Dig up the underground「プロダクト一機一会」 by 松崎順一
80年代のソニーイズムを形にした極小ステレオラジカセ「SONY STEREO CASSETTE-CORDER WA-66」
本格的な梅雨の到来。家電にとってはこの湿気が大敵。保管の際に屋内ではなく屋外、特に物置などに置いておくと間違いなく湿気にやられてカビたり錆たりするので注意が必要なのである。
僕が保管するラジカセも、なるべく通気性の良い棚に置いて空気がよどまないようにしている。そんな梅雨時ならではの話題はさて置いて、前回に引き続き倉庫から発掘したSONY製品を紹介する。
その製品はコンパクトな筐体の中にメカがぎっしり詰まったSONYの1983年製のステレオラジカセ、「WA-66」である。真っ赤な筐体はまさに80年代を象徴している。
そしてウォークマンを一回り大きくしたサイズながら、スピーカーを備えたステレオラジカセなのだ。
僕が知る限り超コンパクトなステレオラジカセは、他のメーカーではパイオニアの「SK-Q10」があり、本体の幅は約26cm。ちなみにスピーカーの間隔は12.5cmと左右の音の分離は大丈夫なのかと心配する程のサイズだが、SONYのWA-66に至っては本体の幅約18cmとほぼ手のひらサイズ、そしてスピーカーの間隔はなんと6.5cmとSK-Q10の半分だ。
そのステレオ感は実際どうなのか? というよりもこのサイズでステレオラジカセを作った当時の設計チームの熱い想いが伝わってくる製品に思える。そしてそこにはSONYの常にイノベーションを起こすという使命感と、常に新しい物を求めたコンシューマーとの共存共栄が存在していたに違いない。
WA-66はSONYが輝いていた80年代という時代を映す価値観を持った製品と感じるのである。

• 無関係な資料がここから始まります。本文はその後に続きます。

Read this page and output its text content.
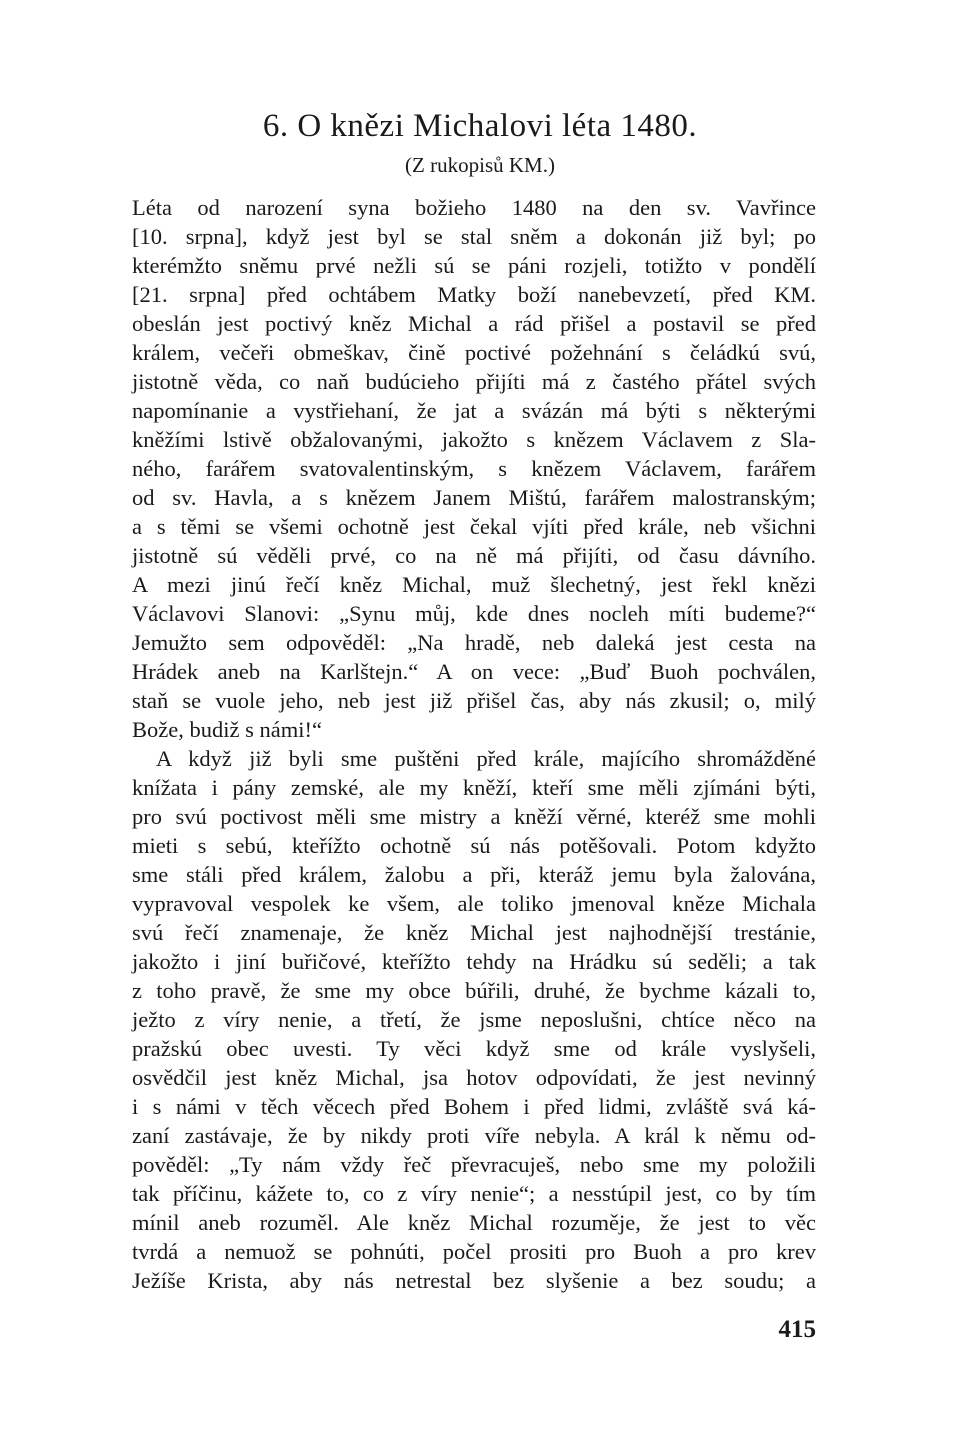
6. O knězi Michalovi léta 1480.
(Z rukopisů KM.)
Léta od narození syna božieho 1480 na den sv. Vavřince
[10. srpna], když jest byl se stal sněm a dokonán již byl; po
kterémžto sněmu prvé nežli sú se páni rozjeli, totižto v pondělí
[21. srpna] před ochtábem Matky boží nanebevzetí, před KM.
obeslán jest poctivý kněz Michal a rád přišel a postavil se před
králem, večeři obmeškav, čině poctivé požehnání s čeládkú svú,
jistotně věda, co naň budúcieho přijíti má z častého přátel svých
napomínanie a vystřiehaní, že jat a svázán má býti s některými
kněžími lstivě obžalovanými, jakožto s knězem Václavem z Sla-
ného, farářem svatovalentinským, s knězem Václavem, farářem
od sv. Havla, a s knězem Janem Mištú, farářem malostranským;
a s těmi se všemi ochotně jest čekal vjíti před krále, neb všichni
jistotně sú věděli prvé, co na ně má přijíti, od času dávního.
A mezi jinú řečí kněz Michal, muž šlechetný, jest řekl knězi
Václavovi Slanovi: „Synu můj, kde dnes nocleh míti budeme?“
Jemužto sem odpověděl: „Na hradě, neb daleká jest cesta na
Hrádek aneb na Karlštejn.“ A on vece: „Buď Buoh pochválen,
staň se vuole jeho, neb jest již přišel čas, aby nás zkusil; o, milý
Bože, budiž s námi!“
A když již byli sme puštěni před krále, majícího shromážděné
knížata i pány zemské, ale my kněží, kteří sme měli zjímáni býti,
pro svú poctivost měli sme mistry a kněží věrné, kteréž sme mohli
mieti s sebú, kteřížto ochotně sú nás potěšovali. Potom kdyžto
sme stáli před králem, žalobu a při, kteráž jemu byla žalována,
vypravoval vespolek ke všem, ale toliko jmenoval kněze Michala
svú řečí znamenaje, že kněz Michal jest najhodnější trestánie,
jakožto i jiní buřičové, kteřížto tehdy na Hrádku sú seděli; a tak
z toho pravě, že sme my obce búřili, druhé, že bychme kázali to,
ježto z víry nenie, a třetí, že jsme neposlušni, chtíce něco na
pražskú obec uvesti. Ty věci když sme od krále vyslyšeli,
osvědčil jest kněz Michal, jsa hotov odpovídati, že jest nevinný
i s námi v těch věcech před Bohem i před lidmi, zvláště svá ká-
zaní zastávaje, že by nikdy proti víře nebyla. A král k němu od-
pověděl: „Ty nám vždy řeč převracuješ, nebo sme my položili
tak příčinu, kážete to, co z víry nenie“; a nesstúpil jest, co by tím
mínil aneb rozuměl. Ale kněz Michal rozuměje, že jest to věc
tvrdá a nemuož se pohnúti, počel prositi pro Buoh a pro krev
Ježíše Krista, aby nás netrestal bez slyšenie a bez soudu; a
415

SONY STEREO CASSETTE-CORDER WA-66
発売時期:1983年(昭和58年)
1983年に起きた主な出来事
- ゆでたまご作の漫画・テレビアニメ『キン肉マン』がヒットを受けて、キン肉マン消しゴムが発売開始
- アメリカ人初の女性宇宙飛行士を乗せたスペースシャトル「チャレンジャー」打ち上げ
- 大島渚監督「戦場のメリー・クリスマス」上映。デヴィッド・ボウイ、坂本龍一、ビートたけしらが出演。